There are OA guidelines to help us when using social media, but it can also be helpful to hear the experiences of others.
Here are some shares from OA members who explain how they choose to use, or not use, social media based on their understanding of anonymity.
“Today I make a conscious effort to refrain from saying “I’m in OA.” “
I think of myself as someone who is very cautious about my OA anonymity on the internet, but I haven’t always been so. I’m quite certain that there are Facebook posts from several years ago that may disclose my association with OA, although today I make a conscious effort to refrain from saying “I’m in OA.” My family and some friends know I’m in OA, and when I travel to WSBC I have been known to post that I’m going to Albuquerque. Recently I was asked by a family member in public, “Why Albuquerque?” and I answered privately. I currently have two OA members as my friends on FB and for the most part none of us post anything program related.
I am often conflicted when considering a closer connection with OA fellows, weighing the need to maintain boundaries versus the desire to blur the lines between program and non-program. I have seen many people’s anonymity broken because those lines have been blurred. As for me, I try to keep my private life separate even if I do sometimes share about my private life in meetings.
Social media can be a great public information tool to reach out to others, but it’s best when it’s done in a way that doesn’t compromise my anonymity. In my humble opinion, increasing awareness about who we are and how to find our meetings should be the main aim of OA’s presence on social media and should not necessarily be used as a forum for recovery. An exception to this is when I’m using an app as a means of communication and I’m not sharing any information about myself other than what I actually say, for example, in WeChat meetings, Whatsapp meetings, or just calling my sponsor.
“Each of us, like each of our individual beliefs of who and or what God is, have differing viewpoints and levels of choice about anonymity”
Having been in program for 45 years I am rather open about my involvement in Overeaters Anonymous. However, not wanting it announced in my professional or social media life, I have chosen not to discuss OA on Facebook. I am on many phone meetings during the week because I live in a very small intergroup that covers over 400 miles, so often it is not possible for me to get to a meeting with recovery face-to-face. I become concerned when using Facebook, Twitter or Snapchat because it is not within my control who sees my site, what their policies are, et cetera.
I have many friends on Facebook who are in program and are often open about that fact, however I see many more people open about their affiliation with other 12 Step fellowships.
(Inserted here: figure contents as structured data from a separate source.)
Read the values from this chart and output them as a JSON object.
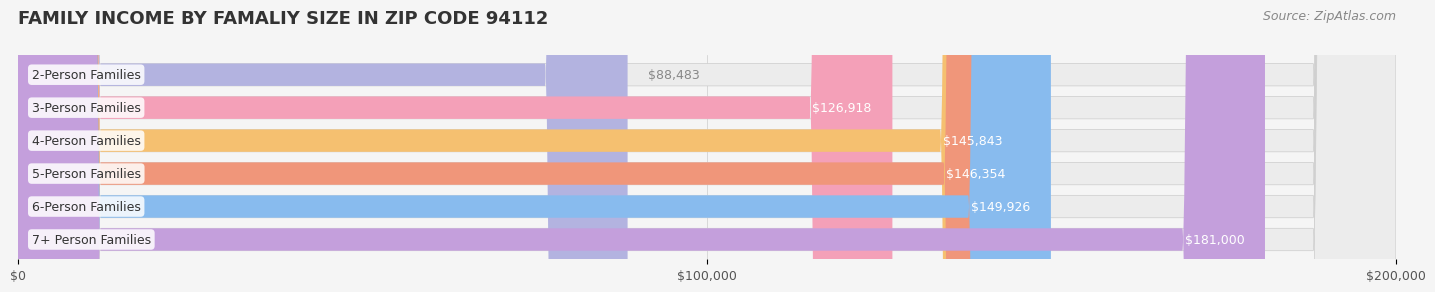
{
  "title": "FAMILY INCOME BY FAMALIY SIZE IN ZIP CODE 94112",
  "source": "Source: ZipAtlas.com",
  "categories": [
    "2-Person Families",
    "3-Person Families",
    "4-Person Families",
    "5-Person Families",
    "6-Person Families",
    "7+ Person Families"
  ],
  "values": [
    88483,
    126918,
    145843,
    146354,
    149926,
    181000
  ],
  "bar_colors": [
    "#b3b3e0",
    "#f4a0b8",
    "#f5c070",
    "#f0967a",
    "#88bbee",
    "#c49fdc"
  ],
  "bar_label_colors": [
    "#888888",
    "#ffffff",
    "#ffffff",
    "#ffffff",
    "#ffffff",
    "#ffffff"
  ],
  "label_colors": [
    "#555577",
    "#cc6688",
    "#cc8833",
    "#cc7755",
    "#5588bb",
    "#8855aa"
  ],
  "value_labels": [
    "$88,483",
    "$126,918",
    "$145,843",
    "$146,354",
    "$149,926",
    "$181,000"
  ],
  "xlim": [
    0,
    200000
  ],
  "xticks": [
    0,
    100000,
    200000
  ],
  "xtick_labels": [
    "$0",
    "$100,000",
    "$200,000"
  ],
  "background_color": "#f5f5f5",
  "bar_bg_color": "#ececec",
  "title_fontsize": 13,
  "source_fontsize": 9,
  "label_fontsize": 9,
  "value_fontsize": 9
}
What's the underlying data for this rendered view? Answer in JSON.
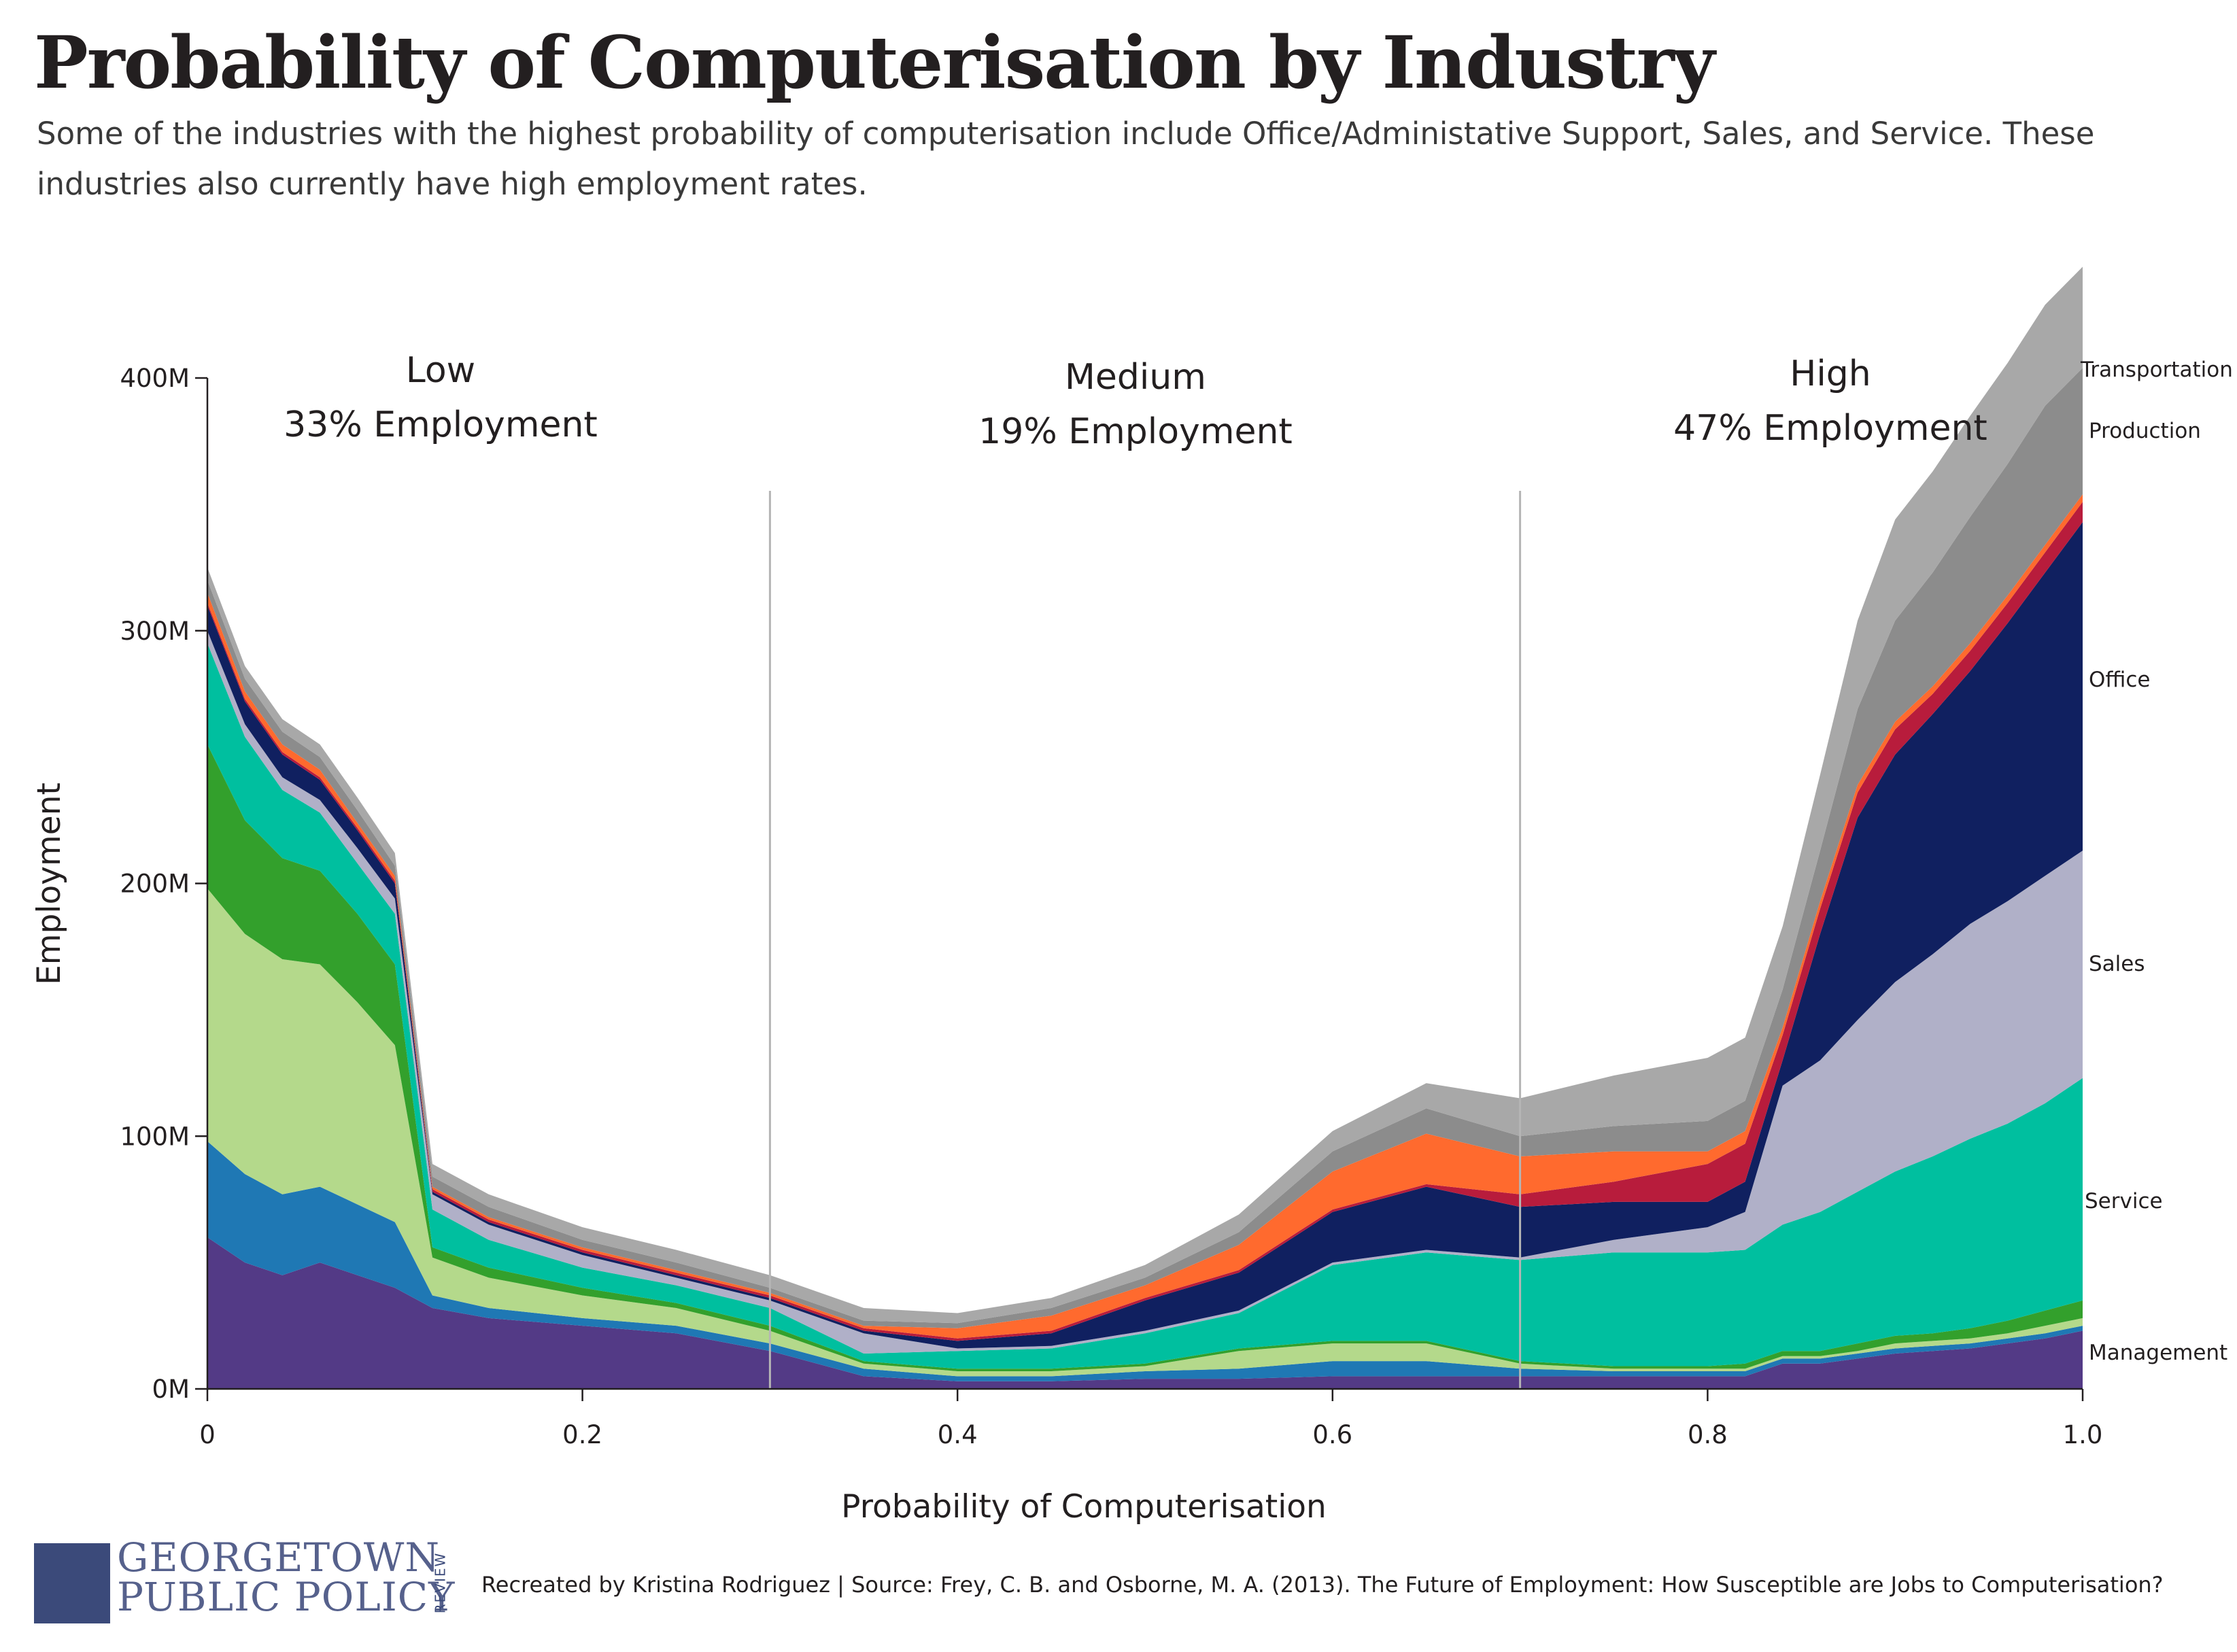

I believe this is not so much the case with Overeaters Anonymous because the view of those other entities by the world, and ourselves, is very different. I once had someone make a comment on one of my posts that could have lead the public to realize I was in program. I privately spoke with her about it and it never happened again. We are still very close friends.
Each of us, like each of our individual beliefs of who and or what God is, have differing viewpoints and levels of choice about anonymity. My viewpoint is that our personal anonymity was not the reason anonymity became an integral part of program, rather the reason was to protect OA itself, as discussed in the Big Book at length.
However, my personal anonymity is just that, a choice, and I choose at this time of phenomenal electronic capability to protect it to the best of my ability within reason.
I hope this personal story about anonymity and social media helps you in some manner.
“I’ve seen others share online about recovery birthdays or attending recovery events, but I’ve chosen not to do this.”
When I received my first Friend Request on Facebook from an OA fellow, I wasn’t sure I wanted to accept it. I’m pretty open in my day-to-day life about being in recovery, but when it came to combining recovery and social media, I wasn’t too sure. I was reluctant because some of my other Facebook friends were people from work or those I might not have seen in years so I was wary of any unintentional breaks in anonymity.
I ended up accepting the request, fearful of seeming impolite! But a few years on I still have not had any problems. I’ve seen others share online about recovery birthdays or attending recovery events, but I’ve chosen not to do this. In my view, sites like Facebook are public media of communication so even if we limit our posts to be only seen by friends, for me, it would feel like breaking the Traditions.
I do think it’s a positive step for OA service bodies to try reaching out to the still-suffering compulsive eater via social media, but it can be difficult to do without encouraging people to break their anonymity. I hope we can overcome these issues so that more of those who still suffer have the chance to find recovery.